In his Rule for the Friars Minor St. Francis of Assisi incorporated a brief admonition and instruction for those who would want to go to the mission lands to work among non-Christian peoples.
In the Rule of 1223 he wrote: "If any of the friars is inspired by God to go among the Saracens or other unbelievers, he must ask permission from his provincial minister. The ministers, for their part, are to give permission only to those whom they see as fit to be sent."1
This apparently simple instruction contains some profound principles which became the inspiration for the missionary organization and effort of the Franciscan Order. The text embodies no instructions as to how the friars are to carry out their apostolate. Seemingly the Founder expected that, above all else, his friars would put the witness of their totally Christian and evangelical lives at the service of the Kingdom of God. But the Saint demanded of those desiring to undertake this ministry of evangelization a special calling from Almighty God, as well as approval and a commission from the competent superiors.2
Over and above these mandates of the sainted Founder, the oldest legislation of the Order made no further stipulation. Of the few references to missionary activity that appear in the earliest General Constitutions of the Order, some recommend simply, and in a very general way, the need to obtain faculties from the Holy See for administering the Sacraments in those lands to which the friars are sent.3 It is interesting, however, to note that even the legislation current at the time of the earliest Franciscan activity in the Americas, namely the General Constitutions of Barcelona (Spain) of 1451, which continued to be the basic law through the fifteenth and sixteenth centuries, made no reference whatever to any form of missionary organization in the Order.4
It would seem therefore that the single factor which gave the strongest impulse to the Order's missionary activity was the large number of friars who, after the discovery of America, sensed a divine inspiration moving them to come to these new lands. This movement coincided with one of the most important reform efforts in the Order, namely that which culminated in 1517 with the papal recognition of the Observant group as the inheritors of the Order's spiritual tradition.5
"The Rule of 1223," ch. 12, in Omnibus, 64.

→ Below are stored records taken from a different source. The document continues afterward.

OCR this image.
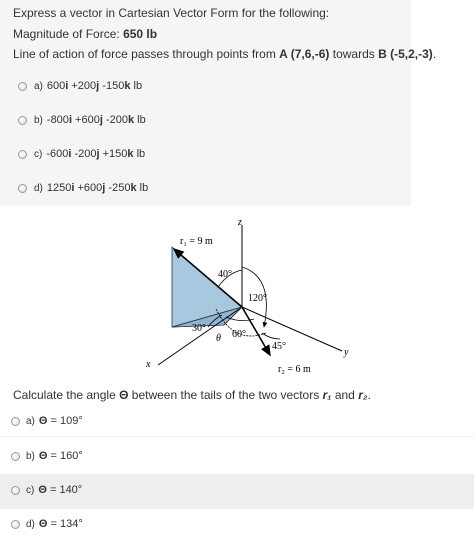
Express a vector in Cartesian Vector Form for the following:
Magnitude of Force: 650 lb
Line of action of force passes through points from A (7,6,-6) towards B (-5,2,-3).
a) 600i +200j -150k lb
b) -800i +600j -200k lb
c) -600i -200j +150k lb
d) 1250i +600j -250k lb
z
x
y
r₁ = 9 m
r₂ = 6 m
40°
120°
30°
60°
45°
θ
Calculate the angle Θ between the tails of the two vectors r₁ and r₂.
a) Θ = 109°
b) Θ = 160°
c) Θ = 140°
d) Θ = 134°
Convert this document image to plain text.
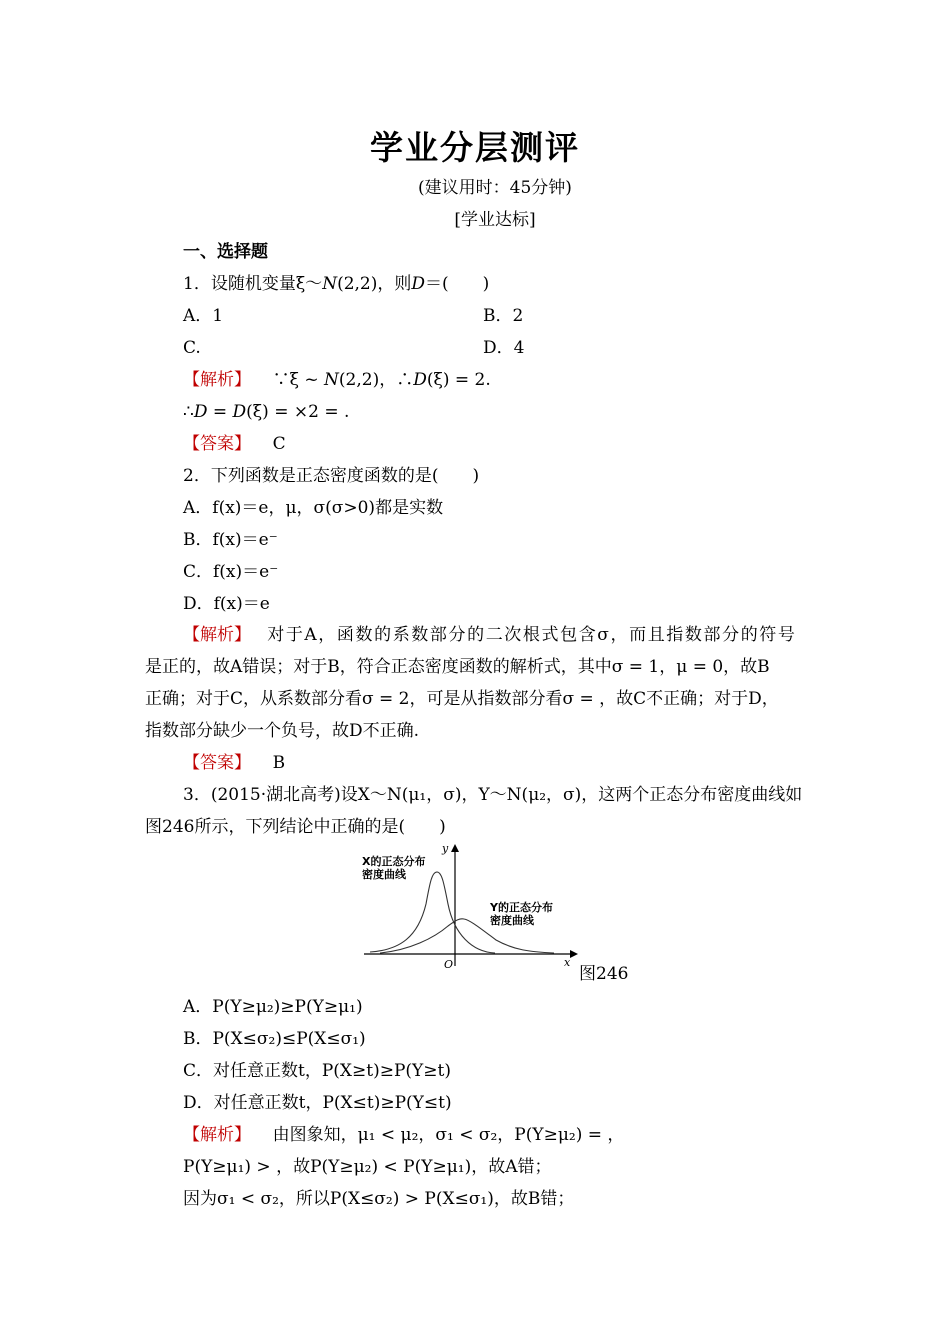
学业分层测评
(建议用时：45分钟)
[学业达标]
一、选择题
1．设随机变量ξ～N(2,2)，则D＝(　　)
A．1	B．2
C.	D．4
【解析】 ∵ξ ~ N(2,2)，∴D(ξ) = 2.
∴D = D(ξ) = ×2 = .
【答案】 C
2．下列函数是正态密度函数的是(　　)
A．f(x)＝e，μ，σ(σ>0)都是实数
B．f(x)＝e⁻
C．f(x)＝e⁻
D．f(x)＝e
【解析】 对于A，函数的系数部分的二次根式包含σ，而且指数部分的符号
是正的，故A错误；对于B，符合正态密度函数的解析式，其中σ = 1，μ = 0，故B
正确；对于C，从系数部分看σ = 2，可是从指数部分看σ = ，故C不正确；对于D，
指数部分缺少一个负号，故D不正确.
【答案】 B
3．(2015·湖北高考)设X～N(μ₁，σ)，Y～N(μ₂，σ)，这两个正态分布密度曲线如
图246所示，下列结论中正确的是(　　)
X的正态分布
密度曲线
Y的正态分布
密度曲线
y
x
O	图246
A．P(Y≥μ₂)≥P(Y≥μ₁)
B．P(X≤σ₂)≤P(X≤σ₁)
C．对任意正数t，P(X≥t)≥P(Y≥t)
D．对任意正数t，P(X≤t)≥P(Y≤t)
【解析】 由图象知，μ₁ < μ₂，σ₁ < σ₂，P(Y≥μ₂) = ，
P(Y≥μ₁) > ，故P(Y≥μ₂) < P(Y≥μ₁)，故A错；
因为σ₁ < σ₂，所以P(X≤σ₂) > P(X≤σ₁)，故B错；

Cf. Cajetan Esser, The Rule and Testament of St. Francis (Chicago: Franciscan Herald Press, 1977) 49.
The General Constitutions of Perpignan, 1331, refer briefly to the faculties given by Gregory IX to those who go among the Saracens and unbelievers. See Saturninus Mancherini, "Constitutiones Generales Ordinis Fratrum Minorum a Capitulo Perpiniani anno 1331 celebrato editae," Archivum Franciscanum Historicum [AFH] 2 (I 909): 596.
Cf Michael Bihl, ed. "Statuta Generalia Observantium Ultramontanorum anno 145 I Barcinonae condita," AFH38 (1945): 156.
Leo X, lte vos in vineam, ay 29, 1517, in Lucas Waddingus, Annales Minorum,3rd ed. Josephus Maria Fonseca (Ad Claras Aquas [Quaracchi] 1933), 49-55.